ISR __zero_reg__ optimization

Go To Last Post
11 posts / 0 new
Author
Message
#1
  • 1
  • 2
  • 3
  • 4
  • 5
Total votes: 0

So I have a nice ISR like so,

ISR(TIMER2_OVF_vect)
{
	uint8_t cycle = SSTART_CYCLE;
	cycle--;
	if (~cycle)
	{
		uint8_t tempduty = TEC_DUTY;
		tempduty++;
		uint8_t tempvTEC = vTEC;
		if (tempvTEC <= tempduty)
		{
			TEC_DUTY = tempvTEC;
			CLEARBIT(TEC_INTERRUPT);
		}
		else
		{
			TEC_DUTY = tempduty;
			SSTART_CYCLE = SSTART_FREQ;
		}
	}
	else
	{
		SSTART_CYCLE = cycle;
	}
}

which compiles to give (at -O3)

000000c6 <__vector_11>:
      c6:	1f 92       	push	r1
      c8:	0f 92       	push	r0
      ca:	0f b6       	in	r0, 0x3f	; 63
      cc:	0f 92       	push	r0
      ce:	11 24       	eor	r1, r1
      d0:	8f 93       	push	r24
      d2:	9f 93       	push	r25
      d4:	8a b5       	in	r24, 0x2a	; 42
      d6:	80 91 b3 00 	lds	r24, 0x00B3
      da:	8f 5f       	subi	r24, 0xFF	; 255
      dc:	90 91 37 03 	lds	r25, 0x0337
      e0:	89 17       	cp	r24, r25
      e2:	40 f0       	brcs	.+16     	; 0xf4 <__vector_11+0x2e>
      e4:	90 93 b3 00 	sts	0x00B3, r25
      e8:	80 91 70 00 	lds	r24, 0x0070
      ec:	8e 7f       	andi	r24, 0xFE	; 254
      ee:	80 93 70 00 	sts	0x0070, r24
      f2:	04 c0       	rjmp	.+8      	; 0xfc <__vector_11+0x36>
      f4:	80 93 b3 00 	sts	0x00B3, r24
      f8:	85 e0       	ldi	r24, 0x05	; 5
      fa:	8a bd       	out	0x2a, r24	; 42
      fc:	9f 91       	pop	r25
      fe:	8f 91       	pop	r24
     100:	0f 90       	pop	r0
     102:	0f be       	out	0x3f, r0	; 63
     104:	0f 90       	pop	r0
     106:	1f 90       	pop	r1
     108:	18 95       	reti

All well and good.
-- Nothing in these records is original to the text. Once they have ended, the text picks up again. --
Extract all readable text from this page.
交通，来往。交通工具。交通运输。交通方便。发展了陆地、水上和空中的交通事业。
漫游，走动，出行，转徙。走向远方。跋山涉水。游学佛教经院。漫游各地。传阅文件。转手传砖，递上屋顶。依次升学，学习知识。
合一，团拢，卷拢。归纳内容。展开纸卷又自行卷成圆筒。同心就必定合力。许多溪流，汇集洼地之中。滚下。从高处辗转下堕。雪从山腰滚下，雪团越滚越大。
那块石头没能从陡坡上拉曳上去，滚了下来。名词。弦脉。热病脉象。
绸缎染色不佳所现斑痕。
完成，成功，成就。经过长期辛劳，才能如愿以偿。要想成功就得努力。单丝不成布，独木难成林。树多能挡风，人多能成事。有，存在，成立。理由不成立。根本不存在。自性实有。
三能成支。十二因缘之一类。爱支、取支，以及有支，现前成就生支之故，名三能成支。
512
Now correct me if I'm wrong but produced code doesn't actually use __zero_reg__ (r1) or trash it, so the push, eor and pop on it are useless. Are the requirements for it (__zero_reg__) so strong that GCC won't optimize them away or is it something that the great makers haven't told the compiler it can do?

Edward

  • 1
  • 2
  • 3
  • 4
  • 5
Total votes: 0

The ISR prologues and epilogues are simply hard-coded to always
provide __zero_reg__.

OTOH, omitting it will save you 5 out of some 45 (or so) CPU cycles.

Jörg Wunsch

Please don't send me PMs, use email if you want to approach me personally.

  • 1
  • 2
  • 3
  • 4
  • 5
Total votes: 0

Now what would be the best way to omit them? ISR_NAKED it and then how do I deal with those push an pops in C?

Edward

  • 1
  • 2
  • 3
  • 4
  • 5
Total votes: 0

We need to check how this code compiles with GCC 4.3.0, which will be releasing soon (it currently has a release candidate). In 4.3.0, the prologues and epilogues were changed to produce RTL instead of fixed assembly, so it has a chance to be optimized. I'm not saying that it *will* be optimized... but it should tested to see if it will produce any better code.

  • 1
  • 2
  • 3
  • 4
  • 5
Total votes: 0

Quote:
Now what would be the best way to omit them? ISR_NAKED it and then how do I deal with those push an pops in C?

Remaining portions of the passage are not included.